The disc is more impressive in the recording of the works for massive forces. Unfortunately the booklet is rather sniffy about the 40-voice motet Ecce beatam lucem by Alessandro Striggio, which was probably the inspiration for Tallis’s famous Spem in alium (and which is in fact a fine work). This expression of subjective opinion about a work that does not feature on the disc is a slip in the standard of the booklet writing and should not have made it through the editing process. The recording of 40 solo singers in one giant ensemble is one of the great challenges for any engineer. The ABC team have achieved excellent results here. It is too easy for such a work to become a great wash of muddy sound, or to be handled so dryly that ensemble and space are lost. The capture of this performance steps neatly between these extremes and the clarity is retained without sacrificing the grandeur of the big moments. The same is almost achieved in the very interesting Deo gratias of Ockeghem. This 36-part work (really the only ‘find’ in this programme) is made up of four choirs of nine parts, each of which is singing a (different) nine-fold canon. As a display of compositional fireworks it is almost unrivalled and the listening experience is certainly awe-inspiring. The difficulty lies in each choir being of nine of the same voice type. A canon of nine basses is always going to suffer from a certain cloudiness, but it is here that the presence of added reverb really becomes noticeable and is not necessarily a help.

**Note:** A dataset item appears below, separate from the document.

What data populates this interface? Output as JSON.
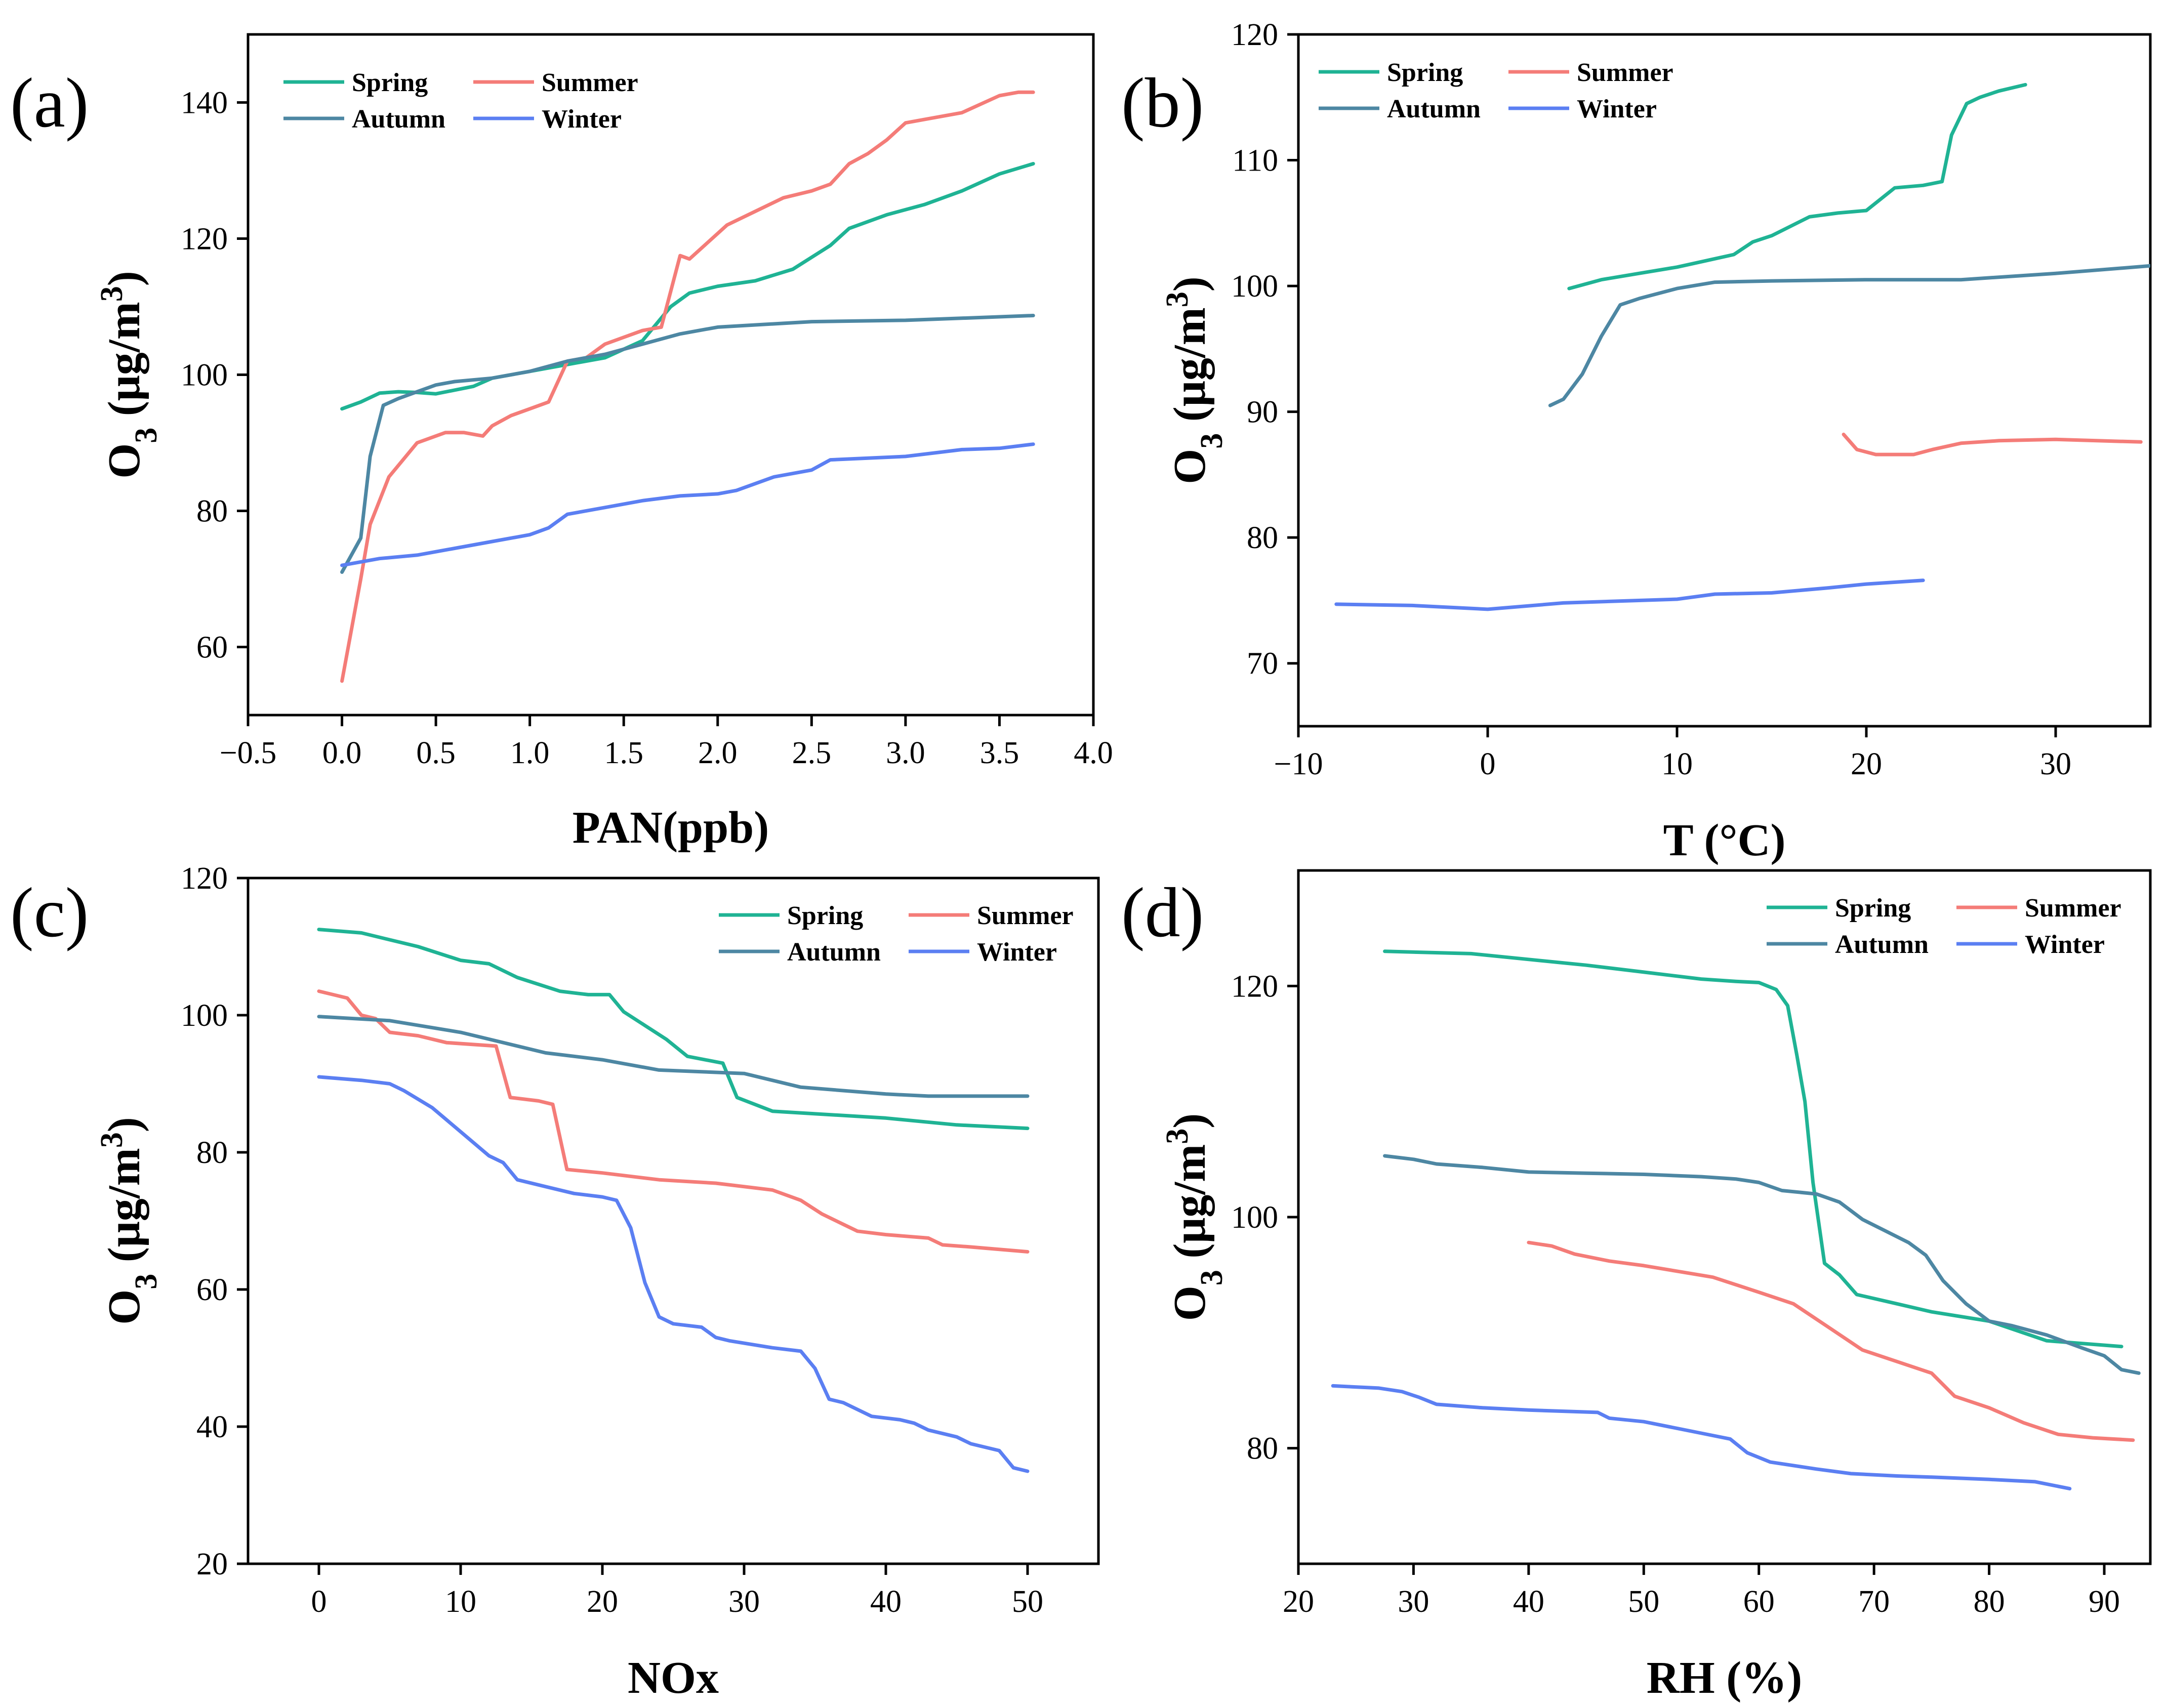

Cantillation is clearly a group of very fine singers, and one is possibly being somewhat hard on them. However, when a group chooses to record repertoire available in many other versions there has to be something extra to make them stand out to the potential buyer. Apart from a very well captured Spem in alium and an interesting piece of programming in the Deo gratias there is not enough of stellar quality or noticeably different approach to distinguish this (otherwise very capable) performance from the crowd. It is a shame that a more imaginative approach was not taken to the programming. Too much is aiming only for beauty, and, while admirable, in this repertoire that’s not enough.